Re: OOPs!! When is a class not a class? (Re: Number/Specificality/Archetypes in Language)
From: | Keith Gaughan <kmgaughan@...> |
Date: | Saturday, September 25, 2004, 7:52 |
Ray Brown wrote:
> On Friday, September 24, 2004, at 08:29 , Philippe Caquant wrote:
>
>> --- Ray Brown <ray.brown@...> skrev:
>
> [snip]
>
>>> OK - Philippe, if your only experience of using
>>> objects is JavaScript,
>>> maybe we had better not continue using the class ~
>>> object analogy
>>> otherwise we are very likely to be talking at
>>> cross-purposes, which won't
>>> help anybody.
>>
>> As I understood from Flanagan's "JavaScript" (I'm
>> currently at page 344 of the French edition, and there
>> are 955 in all), JavaScript in not a real OOP, but it
>> more or less behaves like an OOP.
>
> Either your Flanagan ain't the David Flanagan who wrote "JavaScript: the
> Definitive Guide" or he's changed his mind or something has gone awry in
> the translation.

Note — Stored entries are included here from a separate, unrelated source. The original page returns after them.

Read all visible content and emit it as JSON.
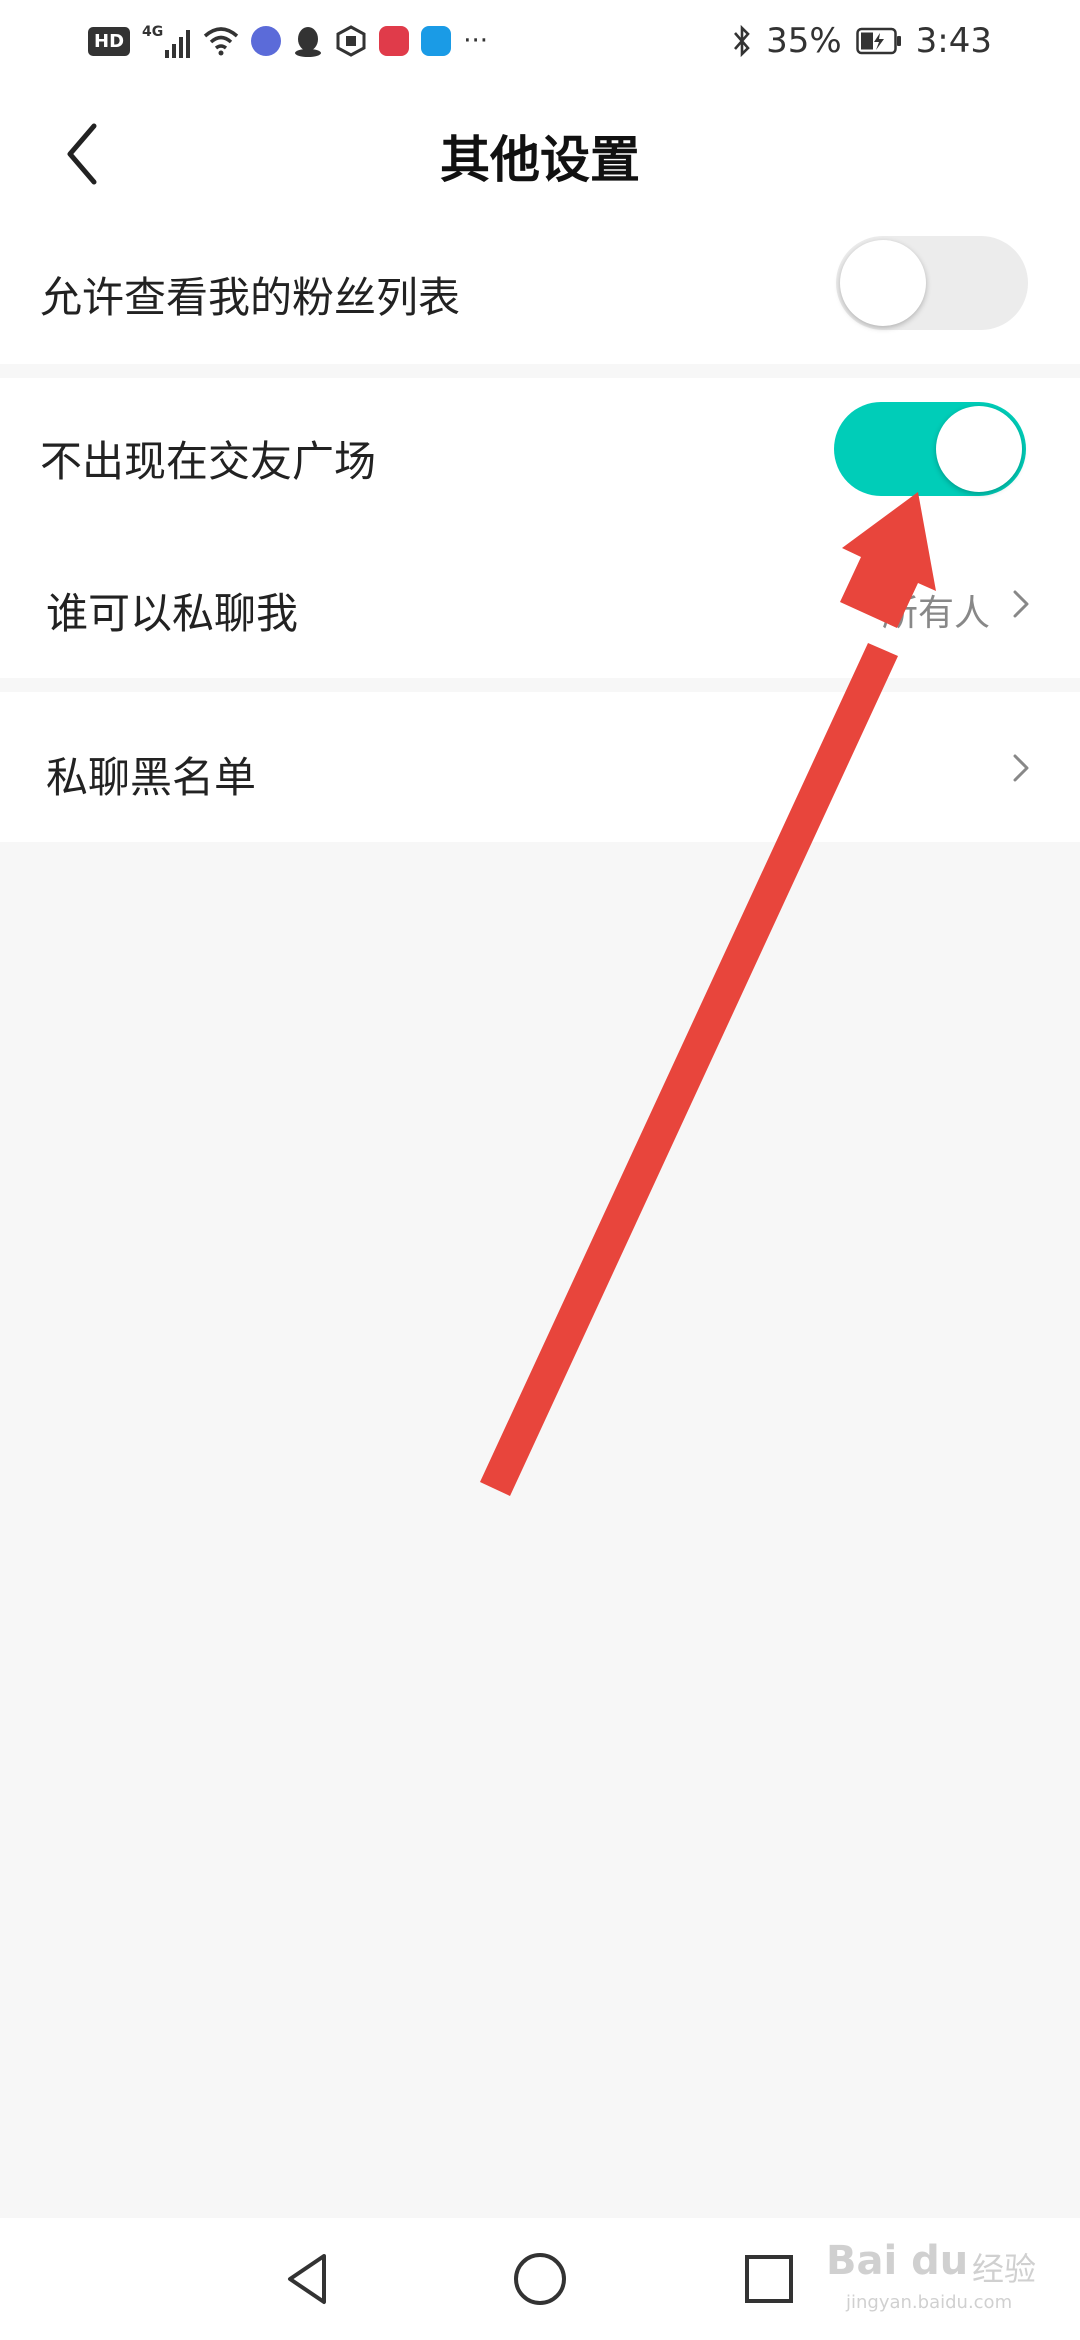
{
  "status_bar": {
    "hd": "HD",
    "network": "4G",
    "battery": "35%",
    "time": "3:43",
    "more": "···"
  },
  "header": {
    "title": "其他设置"
  },
  "settings": {
    "fans_list": {
      "label": "允许查看我的粉丝列表",
      "enabled": false
    },
    "friend_square": {
      "label": "不出现在交友广场",
      "enabled": true
    },
    "who_can_message": {
      "label": "谁可以私聊我",
      "value": "所有人"
    },
    "message_blacklist": {
      "label": "私聊黑名单"
    }
  },
  "colors": {
    "toggle_on": "#00cdb8",
    "toggle_off": "#ececec",
    "annotation_arrow": "#e8453c"
  },
  "watermark": {
    "brand": "Bai du",
    "suffix": "经验",
    "url": "jingyan.baidu.com"
  }
}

In "JavaScript: the Definitive Guide" (page 137 of the
> Third edition) he writes:
> "The truth is that JavaScript is a true object-oriented language. It draws
> inspiration from a number of other (relatively obscure) object-oriented
> languages that use prototype-based inheritance instead of class-based
> inheritance."
Nudge to Philippe: take a look at those links I posted up earlier in the
thread. There're well worth the read. They explain prototype-based OO,
and closures, the mechanism that make OO possible in many
prototype-based languages.
>> As I don't know Java
>> neither C++, it's hard for me to explain it smartly.
>> What I know is that JS has no types
>
> Is this your first experience of an untyped language? You've a lot to
> learn :)
And worth it it is.
>> and confuses "+"
>> and "concatenate" (well, it doesn't really confuse
>> them, it only makes it very likely that you will have
>> problems with that some day),
>
> Eh?? But "+" is commonly used for concatenation. I've used it for years
> and so far have had no problems.
What happens in JavaScript is a weaker version of what happens in
Python. Python, as anybody who's used it (and it comes highly
recommended), is a dynamically typed language with strong typing. The
interpreter intuits what the variable type is at the time of first
assignment, and that variable *keeps* that type. So, you won't end up
having problems concatenating two strings that just happen to be made
up solely of digits.
JavaScript does something similar. That's why '+' doesn't screw up in
the language and why it doesn't need a seperate concatenation operator
like VBScript, PHP, Perl, and others.
>> So, when I'l be through with JavaScript, I'll learn
>> Java (probably at least 1500 pages ?) and C++, and a
>> dozen of other things, including DHTML, XTHML, XML,
>> XSL, PHP, MySQL, Perl, Unix, vi, Apache, Tomcat, etc,
Learn Python. It's a dream to use, and you won't regret it. And stick
with JavaScript: it's got a lot of good ideas.
K.
--
Keith Gaughan -- talideon.com
The man who removes a mountain begins
by carrying away small stones...
...to make place for some really big nukes!